I am VERY proud of the atmosphere that is maintained here. Sure, I could say I set the tone (and I do) and moderate comments, but it is really due to all of my regulars who contribute interesting, lively, witty, – and, most important, respectful – comments toward what we do here. There is so much negativity and unpleasantness elsewhere on the Internet that I remain grateful that my regulars are not the type of people to bring any of that here. Take a bow, everyone! It is because of you that I enjoy this so immensely!

“Free Blog Plugs” are also welcome. Chances are, if I’ve enjoyed your comments, I’d also enjoy your Blog. One thing I do moderate for, however, is anything that links back to some commercial enterprise. You can usually tell when this occurs, because the comment references my post’s topic in only the vaguest and most general of ways (if at all). Those I delete on the spot. And that’s why I’d recommend “Comment Moderation” to any Blogger. Without it, commercial spamming / phishing comments like these could attach themselves to any of your older posts, and you’d never be the wiser.

…Yeah, that was a tangent, but worthy advice.

And, my final bit of “advice” for this overly long comment is… YES! I heartily recommend “Batman: The Animated Series” (It was the best representation of the comics Batman that I’d ever seen to that point! Maybe STILL!) – and any of the subsequent shows that followed – up through and including “Brave and the Bold”! You can find reviews of “Brave and the Bold” (and one for “The Batman”) throughout this Blog, under the “Batman” label.

Adel Khan said...

"Marge vs. Singles, Seniors, Childless Couples and Teens, and Gays” was from the fifteenth season.

When I was watching the "Stop the World, I Want to Goof Off" segment of "TOH XIV" , instantly I recalled the DuckTales episode "Time Teasers". I always like it when my interests intermingle.

I read "Heads You Win.. Tails You Bruise" again, it is a well-done story brimming with many funny lines. My favorite line that is engraved in my head, is when Donald chases after Melvin, he states, “How can he carry all that flab so fast!” In my mind, Melvin X. Nickleby had a voice like Fenton’s. I liked the reference to Plain Awful. You can never have to many references to a Barks story.

I agree with you had it not been for “DuckTales” that would not have triggered WBA to create “Tiny Toon Adventures”, “Batman: TAS”, “Animanics” and others. I will DEFINTLEY check out "Batman: TAS".

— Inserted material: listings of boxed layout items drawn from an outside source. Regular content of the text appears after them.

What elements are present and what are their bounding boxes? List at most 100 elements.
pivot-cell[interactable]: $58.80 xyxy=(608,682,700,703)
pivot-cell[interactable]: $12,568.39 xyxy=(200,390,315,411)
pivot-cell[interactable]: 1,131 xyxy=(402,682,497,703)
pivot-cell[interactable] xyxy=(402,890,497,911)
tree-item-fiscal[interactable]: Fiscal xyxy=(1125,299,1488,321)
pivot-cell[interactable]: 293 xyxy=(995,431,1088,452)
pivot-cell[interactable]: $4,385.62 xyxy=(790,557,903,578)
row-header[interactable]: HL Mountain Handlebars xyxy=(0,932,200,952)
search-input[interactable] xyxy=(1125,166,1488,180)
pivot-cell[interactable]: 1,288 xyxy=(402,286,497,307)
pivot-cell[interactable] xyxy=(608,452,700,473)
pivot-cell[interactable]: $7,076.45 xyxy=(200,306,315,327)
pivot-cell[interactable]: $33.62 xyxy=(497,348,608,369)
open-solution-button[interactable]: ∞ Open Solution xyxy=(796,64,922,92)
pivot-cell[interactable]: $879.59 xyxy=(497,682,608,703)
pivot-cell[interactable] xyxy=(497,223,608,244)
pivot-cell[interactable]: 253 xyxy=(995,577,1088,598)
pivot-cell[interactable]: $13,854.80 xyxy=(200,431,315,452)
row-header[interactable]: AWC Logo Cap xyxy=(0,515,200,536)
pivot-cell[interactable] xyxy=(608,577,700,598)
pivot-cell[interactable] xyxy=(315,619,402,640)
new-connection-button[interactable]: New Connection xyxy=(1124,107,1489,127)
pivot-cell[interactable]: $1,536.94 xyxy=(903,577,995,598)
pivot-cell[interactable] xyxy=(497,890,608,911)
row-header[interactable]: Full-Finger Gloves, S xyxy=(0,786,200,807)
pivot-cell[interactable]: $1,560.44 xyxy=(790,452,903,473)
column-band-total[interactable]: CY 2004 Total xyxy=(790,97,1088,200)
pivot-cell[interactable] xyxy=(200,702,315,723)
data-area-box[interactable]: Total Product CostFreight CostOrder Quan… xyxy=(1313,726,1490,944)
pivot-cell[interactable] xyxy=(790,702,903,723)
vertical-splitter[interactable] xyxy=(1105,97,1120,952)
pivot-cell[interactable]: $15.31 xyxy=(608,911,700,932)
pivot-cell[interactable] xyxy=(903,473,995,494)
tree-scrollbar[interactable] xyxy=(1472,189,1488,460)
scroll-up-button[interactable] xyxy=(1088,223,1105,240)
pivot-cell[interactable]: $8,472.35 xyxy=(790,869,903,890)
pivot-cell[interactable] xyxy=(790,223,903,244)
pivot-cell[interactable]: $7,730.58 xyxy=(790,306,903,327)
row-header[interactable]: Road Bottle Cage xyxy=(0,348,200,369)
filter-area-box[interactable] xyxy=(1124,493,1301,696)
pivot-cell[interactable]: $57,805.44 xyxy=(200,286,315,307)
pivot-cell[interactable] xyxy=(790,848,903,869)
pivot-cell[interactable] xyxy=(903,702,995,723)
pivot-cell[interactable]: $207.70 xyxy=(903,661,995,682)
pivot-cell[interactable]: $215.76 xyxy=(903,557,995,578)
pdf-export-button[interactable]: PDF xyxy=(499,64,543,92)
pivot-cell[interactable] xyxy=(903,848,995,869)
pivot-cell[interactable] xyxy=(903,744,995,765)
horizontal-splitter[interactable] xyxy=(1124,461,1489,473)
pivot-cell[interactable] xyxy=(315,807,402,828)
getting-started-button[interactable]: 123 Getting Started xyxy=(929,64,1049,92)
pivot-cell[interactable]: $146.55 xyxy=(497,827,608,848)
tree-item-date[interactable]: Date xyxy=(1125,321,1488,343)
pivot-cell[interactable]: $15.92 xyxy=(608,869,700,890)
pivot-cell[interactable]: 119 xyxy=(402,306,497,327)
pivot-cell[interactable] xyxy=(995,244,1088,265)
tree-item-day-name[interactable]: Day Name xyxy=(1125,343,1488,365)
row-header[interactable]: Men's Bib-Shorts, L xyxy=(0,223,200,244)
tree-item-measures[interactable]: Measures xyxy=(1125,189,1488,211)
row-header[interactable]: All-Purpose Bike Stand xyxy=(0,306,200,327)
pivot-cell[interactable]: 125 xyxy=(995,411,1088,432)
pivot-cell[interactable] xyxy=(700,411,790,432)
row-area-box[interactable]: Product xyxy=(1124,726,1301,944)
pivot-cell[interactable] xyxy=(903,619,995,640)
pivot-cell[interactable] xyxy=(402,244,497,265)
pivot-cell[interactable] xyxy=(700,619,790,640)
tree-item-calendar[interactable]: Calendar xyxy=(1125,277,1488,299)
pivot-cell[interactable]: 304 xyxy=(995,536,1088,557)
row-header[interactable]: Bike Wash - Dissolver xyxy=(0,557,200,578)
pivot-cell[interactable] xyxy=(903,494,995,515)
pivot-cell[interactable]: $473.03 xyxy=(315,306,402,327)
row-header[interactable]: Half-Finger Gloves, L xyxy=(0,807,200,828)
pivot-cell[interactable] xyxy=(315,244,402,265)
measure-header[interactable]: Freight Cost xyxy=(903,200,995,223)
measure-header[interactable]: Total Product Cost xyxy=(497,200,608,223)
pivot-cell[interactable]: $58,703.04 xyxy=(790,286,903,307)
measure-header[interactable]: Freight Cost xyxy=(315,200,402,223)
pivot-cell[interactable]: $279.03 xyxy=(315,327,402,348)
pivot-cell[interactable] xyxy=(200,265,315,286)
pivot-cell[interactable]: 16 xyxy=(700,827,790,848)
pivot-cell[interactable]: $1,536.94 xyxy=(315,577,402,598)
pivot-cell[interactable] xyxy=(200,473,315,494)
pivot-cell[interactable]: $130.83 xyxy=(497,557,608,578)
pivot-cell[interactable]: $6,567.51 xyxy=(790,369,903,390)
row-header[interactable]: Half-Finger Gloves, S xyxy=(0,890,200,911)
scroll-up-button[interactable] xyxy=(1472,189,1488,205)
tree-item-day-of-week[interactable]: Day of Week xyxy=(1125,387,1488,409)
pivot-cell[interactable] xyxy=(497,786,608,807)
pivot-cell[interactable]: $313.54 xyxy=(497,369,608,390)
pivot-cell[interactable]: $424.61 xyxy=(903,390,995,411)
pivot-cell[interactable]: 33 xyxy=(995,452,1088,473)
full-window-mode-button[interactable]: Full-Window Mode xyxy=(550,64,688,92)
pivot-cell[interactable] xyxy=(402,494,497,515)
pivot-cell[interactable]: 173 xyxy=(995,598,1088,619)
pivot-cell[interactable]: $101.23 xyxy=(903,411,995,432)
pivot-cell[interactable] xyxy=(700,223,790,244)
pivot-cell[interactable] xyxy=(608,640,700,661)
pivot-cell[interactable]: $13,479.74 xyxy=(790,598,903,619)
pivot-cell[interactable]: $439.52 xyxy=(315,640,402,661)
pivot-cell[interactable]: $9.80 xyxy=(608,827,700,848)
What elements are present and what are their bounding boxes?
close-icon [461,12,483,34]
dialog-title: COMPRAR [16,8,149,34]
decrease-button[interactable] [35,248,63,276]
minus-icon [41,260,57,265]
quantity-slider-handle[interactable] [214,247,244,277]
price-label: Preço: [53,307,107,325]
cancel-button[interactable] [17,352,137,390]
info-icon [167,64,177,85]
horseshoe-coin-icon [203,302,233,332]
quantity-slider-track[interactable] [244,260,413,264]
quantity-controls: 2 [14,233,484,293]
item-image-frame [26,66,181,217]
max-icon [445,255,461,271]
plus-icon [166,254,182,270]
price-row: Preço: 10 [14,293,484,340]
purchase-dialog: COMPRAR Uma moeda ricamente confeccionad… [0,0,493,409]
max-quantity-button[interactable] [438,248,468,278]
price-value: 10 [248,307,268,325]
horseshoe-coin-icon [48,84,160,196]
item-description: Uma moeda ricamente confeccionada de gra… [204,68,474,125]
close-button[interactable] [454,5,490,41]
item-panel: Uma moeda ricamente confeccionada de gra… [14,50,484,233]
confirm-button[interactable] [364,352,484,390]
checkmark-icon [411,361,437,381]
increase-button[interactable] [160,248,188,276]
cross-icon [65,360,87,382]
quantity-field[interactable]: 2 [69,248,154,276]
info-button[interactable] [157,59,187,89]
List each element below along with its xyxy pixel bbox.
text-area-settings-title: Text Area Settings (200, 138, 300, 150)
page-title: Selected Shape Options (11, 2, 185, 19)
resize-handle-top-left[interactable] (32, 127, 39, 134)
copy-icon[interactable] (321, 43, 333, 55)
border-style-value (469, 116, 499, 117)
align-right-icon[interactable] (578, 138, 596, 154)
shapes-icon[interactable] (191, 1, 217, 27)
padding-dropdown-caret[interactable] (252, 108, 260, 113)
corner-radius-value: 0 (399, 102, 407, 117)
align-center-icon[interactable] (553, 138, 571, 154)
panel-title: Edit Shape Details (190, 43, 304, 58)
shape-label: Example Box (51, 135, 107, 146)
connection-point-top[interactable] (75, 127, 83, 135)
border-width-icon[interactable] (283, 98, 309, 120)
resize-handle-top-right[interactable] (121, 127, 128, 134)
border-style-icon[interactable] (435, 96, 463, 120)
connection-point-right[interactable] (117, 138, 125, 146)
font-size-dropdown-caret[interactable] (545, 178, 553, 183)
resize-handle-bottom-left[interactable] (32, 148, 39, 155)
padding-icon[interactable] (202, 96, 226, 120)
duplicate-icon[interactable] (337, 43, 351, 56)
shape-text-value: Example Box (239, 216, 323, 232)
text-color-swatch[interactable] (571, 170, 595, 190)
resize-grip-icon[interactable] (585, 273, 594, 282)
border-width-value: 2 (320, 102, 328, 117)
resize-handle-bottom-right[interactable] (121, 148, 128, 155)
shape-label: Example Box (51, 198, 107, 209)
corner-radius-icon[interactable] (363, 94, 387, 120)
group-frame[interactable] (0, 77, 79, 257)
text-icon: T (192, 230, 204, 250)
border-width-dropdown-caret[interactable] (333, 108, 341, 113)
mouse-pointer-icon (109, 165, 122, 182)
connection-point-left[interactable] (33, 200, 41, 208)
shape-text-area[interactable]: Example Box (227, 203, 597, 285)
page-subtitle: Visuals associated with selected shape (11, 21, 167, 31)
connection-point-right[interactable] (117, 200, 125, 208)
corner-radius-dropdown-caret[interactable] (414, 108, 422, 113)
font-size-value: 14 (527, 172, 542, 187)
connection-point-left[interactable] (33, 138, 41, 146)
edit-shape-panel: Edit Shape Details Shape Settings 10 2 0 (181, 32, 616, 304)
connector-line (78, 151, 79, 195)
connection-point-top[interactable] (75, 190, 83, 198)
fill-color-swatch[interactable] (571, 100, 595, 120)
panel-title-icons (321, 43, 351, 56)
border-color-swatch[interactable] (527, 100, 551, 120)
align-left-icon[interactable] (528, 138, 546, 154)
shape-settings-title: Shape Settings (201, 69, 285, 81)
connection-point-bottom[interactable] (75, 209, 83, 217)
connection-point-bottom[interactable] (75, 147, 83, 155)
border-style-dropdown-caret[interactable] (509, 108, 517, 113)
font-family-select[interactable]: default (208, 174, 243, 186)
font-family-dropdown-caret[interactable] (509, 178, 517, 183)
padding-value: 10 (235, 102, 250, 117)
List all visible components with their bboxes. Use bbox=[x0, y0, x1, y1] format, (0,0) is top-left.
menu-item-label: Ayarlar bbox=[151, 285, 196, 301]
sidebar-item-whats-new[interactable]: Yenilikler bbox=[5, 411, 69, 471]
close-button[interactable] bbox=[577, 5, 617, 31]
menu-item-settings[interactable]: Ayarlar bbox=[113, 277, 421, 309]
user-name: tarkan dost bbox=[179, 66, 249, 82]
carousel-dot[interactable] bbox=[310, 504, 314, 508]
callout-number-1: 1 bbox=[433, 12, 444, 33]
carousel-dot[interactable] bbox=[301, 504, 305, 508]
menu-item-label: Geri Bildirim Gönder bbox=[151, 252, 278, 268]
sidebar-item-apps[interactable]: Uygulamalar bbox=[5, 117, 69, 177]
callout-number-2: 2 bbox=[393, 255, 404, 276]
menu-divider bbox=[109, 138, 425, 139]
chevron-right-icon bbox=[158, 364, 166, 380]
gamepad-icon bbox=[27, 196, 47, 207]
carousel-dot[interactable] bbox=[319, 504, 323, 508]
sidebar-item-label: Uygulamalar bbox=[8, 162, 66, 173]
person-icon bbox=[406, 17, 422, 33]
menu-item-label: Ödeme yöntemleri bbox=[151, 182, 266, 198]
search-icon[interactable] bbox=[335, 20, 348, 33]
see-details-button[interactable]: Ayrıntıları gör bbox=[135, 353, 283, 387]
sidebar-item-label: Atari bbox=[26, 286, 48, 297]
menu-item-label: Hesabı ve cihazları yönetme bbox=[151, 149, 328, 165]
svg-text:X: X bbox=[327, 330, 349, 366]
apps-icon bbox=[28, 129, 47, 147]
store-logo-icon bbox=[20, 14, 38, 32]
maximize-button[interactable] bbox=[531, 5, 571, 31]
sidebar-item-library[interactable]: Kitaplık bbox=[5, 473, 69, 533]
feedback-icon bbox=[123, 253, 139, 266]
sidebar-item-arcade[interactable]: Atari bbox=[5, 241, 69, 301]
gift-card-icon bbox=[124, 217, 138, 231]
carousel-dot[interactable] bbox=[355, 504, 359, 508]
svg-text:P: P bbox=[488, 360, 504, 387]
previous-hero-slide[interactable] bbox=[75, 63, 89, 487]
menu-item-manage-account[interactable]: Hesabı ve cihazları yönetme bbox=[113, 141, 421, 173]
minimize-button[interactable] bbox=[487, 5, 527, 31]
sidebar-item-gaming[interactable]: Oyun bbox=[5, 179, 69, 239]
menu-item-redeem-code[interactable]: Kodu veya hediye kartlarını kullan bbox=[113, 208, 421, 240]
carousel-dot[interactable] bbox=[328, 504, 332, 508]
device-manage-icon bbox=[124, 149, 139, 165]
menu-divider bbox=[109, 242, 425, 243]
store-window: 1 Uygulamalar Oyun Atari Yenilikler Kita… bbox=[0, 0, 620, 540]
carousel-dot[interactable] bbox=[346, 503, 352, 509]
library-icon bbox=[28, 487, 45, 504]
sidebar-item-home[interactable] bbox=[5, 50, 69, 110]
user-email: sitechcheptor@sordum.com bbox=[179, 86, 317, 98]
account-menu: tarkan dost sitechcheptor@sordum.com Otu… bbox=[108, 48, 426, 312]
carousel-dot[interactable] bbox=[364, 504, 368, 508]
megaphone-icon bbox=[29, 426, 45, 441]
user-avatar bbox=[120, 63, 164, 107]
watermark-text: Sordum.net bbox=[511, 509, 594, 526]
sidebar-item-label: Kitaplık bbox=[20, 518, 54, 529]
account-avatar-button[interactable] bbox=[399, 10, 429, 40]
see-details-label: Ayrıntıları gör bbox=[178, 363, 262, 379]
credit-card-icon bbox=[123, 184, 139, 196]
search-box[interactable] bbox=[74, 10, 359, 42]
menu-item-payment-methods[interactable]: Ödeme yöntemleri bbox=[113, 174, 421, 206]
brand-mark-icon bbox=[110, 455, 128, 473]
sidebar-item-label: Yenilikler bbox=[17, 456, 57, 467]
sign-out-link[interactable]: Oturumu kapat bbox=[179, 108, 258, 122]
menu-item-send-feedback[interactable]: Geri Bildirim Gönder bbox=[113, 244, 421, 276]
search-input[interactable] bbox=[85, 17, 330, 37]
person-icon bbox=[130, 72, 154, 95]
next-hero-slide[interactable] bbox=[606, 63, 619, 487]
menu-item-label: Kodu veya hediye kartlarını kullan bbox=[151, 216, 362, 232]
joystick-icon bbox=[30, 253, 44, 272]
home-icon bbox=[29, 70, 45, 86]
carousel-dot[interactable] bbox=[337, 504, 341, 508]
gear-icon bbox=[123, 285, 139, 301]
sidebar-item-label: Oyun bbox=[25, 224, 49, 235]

I am debating as to wether that "ducky" post should be separated out in instalments, or to have one lengthily post. Thanks for the great advice on blogging! :)

Feel free to include this video for one of your posts.

Joe Torcivia said...


15th Season? That would explain why I didn’t get fully through that yet. However, I DID just watch “Stop the World, I Want to Goof Off”, in response to your comment. (I LOVE those Halloween episodes!). Don Rosa also did a similar stopwatch story, as I’m sure you know.

But, *I* first saw that concept in the 1967 VOYAGE TO THE BOTTOM OF THE SEA episode “A Time to Die”. Everyone should check that out someday. On DVD, it’s on Season Four, Volume One.

Thank you for the kind words on “Heads You Win… Tails You Bruise”. Every word of that was my own original dialogue -- and there are references of all kinds scattered throughout.

I REALLY enjoyed writing Melvin! I gave him an even more obnoxiously nerdy edge in the SECOND STORY in which he appeared! Don’t remember that one? It’s because Boom! shut the comics down almost at the exact time I handed in that script! Alas!

I called it “Bad Things Come in Threes”, and it featured Melvin and some other familiar foes. If the Disney comics ever come back, I hope that one (…and MY version, in particular) finds its way into print. If at all possible, I wanted to be the regular “scripting voice” of Melvin, should he appear in the future. Tachyon Farflung, too. …Would be nice, eh?

And, again… you cannot go wrong with BATMAN: TAS.